A fine surprise was a Short-toed Snake-Eagle perched on a pole across the marsh, its huge head bringing to mind an outsized owl. This or another bird soared over us later in the morning, too, providing a greatly appreciated lifebird for nearly all the participants. (A French birder we ran into later in the day had had no fewer than 5 individuals of this species in the afternoon!)
The inevitable consequence of birderly exhilaration is birderly hunger, and we enjoyed a fine picnic Provence-style at the shaded tables of the visitor center.
This was, no exaggeration, the best meal I had ever had “in the field,” and not just because of the food and the great company: Common Nightingales and Cetti’s Warblers sang to us from the tangle, Flamingos honked and Black-winged Stilts yapped overhead, and a lovely little male Pied Flycatcher saw to it that no ants disturbed our repast.

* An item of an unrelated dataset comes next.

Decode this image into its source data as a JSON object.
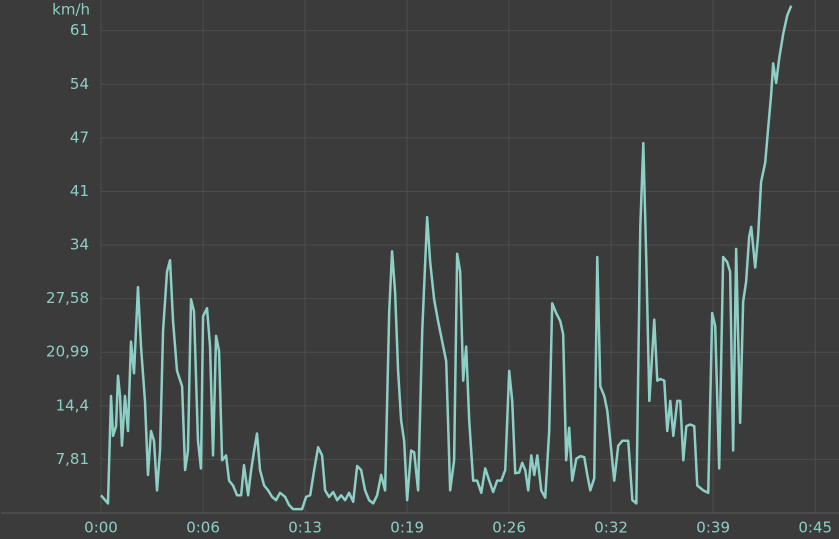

A pause for Little Grebe, actively and frustratingly diving on a roadside pond, and then it was off to Salin de Badon, my favorite spot in the eastern Camargue. It had grown warm, and some of us opted to wait in the comfortable chairs at the gites, where they enjoyed more Nightingales and Chiffchaffs while others of us set out along the trails to the justly famous blinds. Sardinian Warblers and Common Nightingales were common in the low shrubs, and a nice variety of herons was in every ditch and weedy pond. We were after shorebirds, though, and the show from the Coot Blind was very good, with several score Black-tailed Godwits loafing and bathing, a flock of 80 or more Ruffs, a dozen Pied Avocet, and the trip’s only Common Snipe all easily seen. In the distance was a surprising gang of some 40 European Spoonbills, making us wonder whether the species, usually so rare in the Camargue and usually found only in winter, wasn’t breeding somewhere in the area. A young French couple who had followed us into the blind pronounced the birds “préhistoriques,” as good a description as any for a bird that always looks like it has stepped out of an overly imaginative museum diorama.

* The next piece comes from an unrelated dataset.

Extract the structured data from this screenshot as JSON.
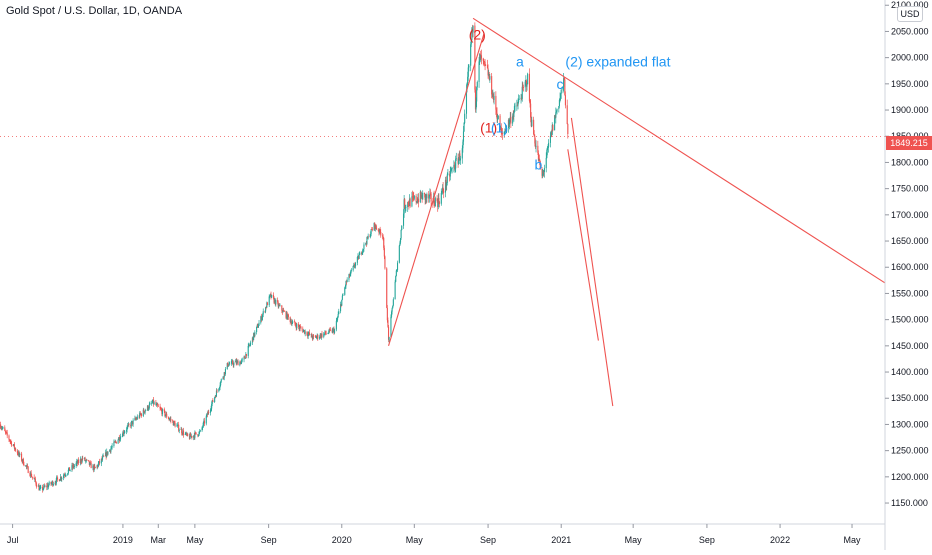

The afternoon was coming to an end, forcing us to turn back towards Arles. We stopped on the way at the Grenouillet, where a distant pair of Little Ringed Plovers played on the drying margins of the lake, and a dashing European Kingfisher, well, dashed past us along the canal. One of the highlights of the trip was a light-morph Booted Eagle perched here on a tall tower while Common Buzzards, Kestrels, and Black Kites passed overhead. Common and Gull-billed Terns were on the nearby rice paddies, but the marsh terns included only (only!) Black and Whiskered.
Our final stop on a long and birdy day was the Mas d’Agon, where we were surprised to encounter two other parties of birders, friendly and helpful. At least 4 Squacco Herons were hunting the edges of the ponds in the fading light, and a Northern Lapwing passed over and landed on a newly plowed field, filling a gap for those who had missed the species earlier in the week. We were tired, we were hungry, we were happy, and we returned to Arles just as the sun of Provence was setting over the rooftops.